Most commonly observed lipid profile abnormality among Lp(a) elevated diabetics was isolated low HDLc level(16pts,57.14%). This finding is contrary to known fact of high triglyceride combined with low HDLc that we commonly observed & expected in Indian type 2 Diabetics. Changes in Lp(a) concentrations relative to glycemic control remain controversial; however, most studies have failed to show any correlation between Lp(a) levels and glycemic control in patients with T2DM.14 In our study, in diabetic patients, Lp(a) was positively correlated with 2hr PPsugar,HbA1c,HsCRP and the correlation was statistically significant. The Lp(a) was negatively correlated with HDLc & this correlation was statistically significant. (p=0.04) Diabetic study population had statistically significant higher HsCRP levels as compared to control cohort & it implies type 2 Diabetics had ongoing low grade inflammation. As we know atherosclerosis is a smouldering thromboinflammatory process and in diabetes there is accelerated atherosclerosis.
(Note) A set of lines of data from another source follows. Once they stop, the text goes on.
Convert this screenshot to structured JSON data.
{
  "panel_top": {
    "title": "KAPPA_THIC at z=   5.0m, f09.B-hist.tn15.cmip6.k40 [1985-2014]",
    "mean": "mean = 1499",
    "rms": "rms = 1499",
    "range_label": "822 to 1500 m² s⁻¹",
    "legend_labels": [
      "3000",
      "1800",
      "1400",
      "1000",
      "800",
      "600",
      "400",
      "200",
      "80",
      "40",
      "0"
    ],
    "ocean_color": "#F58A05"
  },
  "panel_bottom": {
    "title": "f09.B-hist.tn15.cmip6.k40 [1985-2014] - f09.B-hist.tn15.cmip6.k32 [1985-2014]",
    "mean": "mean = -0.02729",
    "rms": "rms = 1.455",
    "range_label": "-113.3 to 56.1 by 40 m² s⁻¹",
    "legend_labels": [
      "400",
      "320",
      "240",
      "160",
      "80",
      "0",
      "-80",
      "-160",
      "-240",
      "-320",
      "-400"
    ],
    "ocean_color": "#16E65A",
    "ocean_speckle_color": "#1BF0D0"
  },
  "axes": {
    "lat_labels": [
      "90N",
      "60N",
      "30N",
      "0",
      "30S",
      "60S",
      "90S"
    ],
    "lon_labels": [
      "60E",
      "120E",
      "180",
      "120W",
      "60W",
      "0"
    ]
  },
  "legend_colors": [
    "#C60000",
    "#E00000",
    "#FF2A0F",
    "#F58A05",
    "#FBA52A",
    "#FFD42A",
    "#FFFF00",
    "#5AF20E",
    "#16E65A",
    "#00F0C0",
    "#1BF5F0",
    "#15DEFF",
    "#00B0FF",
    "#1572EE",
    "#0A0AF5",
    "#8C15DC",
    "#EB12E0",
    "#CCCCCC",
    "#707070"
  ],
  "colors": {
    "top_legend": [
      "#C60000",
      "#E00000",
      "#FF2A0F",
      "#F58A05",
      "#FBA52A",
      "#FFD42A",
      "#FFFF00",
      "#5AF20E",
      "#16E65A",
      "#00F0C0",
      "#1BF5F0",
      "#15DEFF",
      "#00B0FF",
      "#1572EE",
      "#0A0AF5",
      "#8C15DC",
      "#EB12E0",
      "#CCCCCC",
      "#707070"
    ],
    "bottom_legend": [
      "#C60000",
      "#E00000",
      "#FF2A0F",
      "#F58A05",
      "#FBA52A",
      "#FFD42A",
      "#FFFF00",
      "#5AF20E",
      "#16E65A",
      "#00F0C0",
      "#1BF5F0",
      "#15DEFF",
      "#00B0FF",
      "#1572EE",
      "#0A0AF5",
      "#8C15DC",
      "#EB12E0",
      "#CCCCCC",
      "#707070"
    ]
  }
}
The association of Lp(a) levels in DM has been a matter of some controversies. The major reasons for the inconsistent results of the prospective studies have been attributed to the variations in study design. Collection and storage of samples, analytical techniques used, and methods used for statistical analysis and population differences reflect the known ethnic variability in the Apo(a) size isoforms and distribution of plasma Lp(a) levels. Our study has got certain limitations like we recruited modest no. of pts, it was a single centre study, we didn’t correlate high value with cardiovascular events, we also didn’t do qualitative estimation of LP(a) considering apo(a) polymorphism.
Conclusion
From the recent literatures, CVD risk in type 2 diabetic patients could be dependent on additional lipid risk factors. Recent studies suggest Lp(a) may be an independent risk factor in type 2 diabetes mellitus patients for the development of cardiovascular disease. Lp(a) may be a new member of metabolic syndrome and it may be useful in routine clinical practice as a biomarker for determining cardiovascular risk. Our study demonstrated,TYPE2 diabetics have higher incidence of Lp(a)level & probably residual lipid risk is mostly contributed by this molecule.Hence every diabetic pt should check their Lp(a) level once in a lifetime for predicting their future cardiovascular events. Lp(a) level measurement should be incorporated in traditional lipid profile parameters. The impact of Lp(a) in T2DM needs to be further investigated by prospective studies with assessment of apo(a) polymorphism.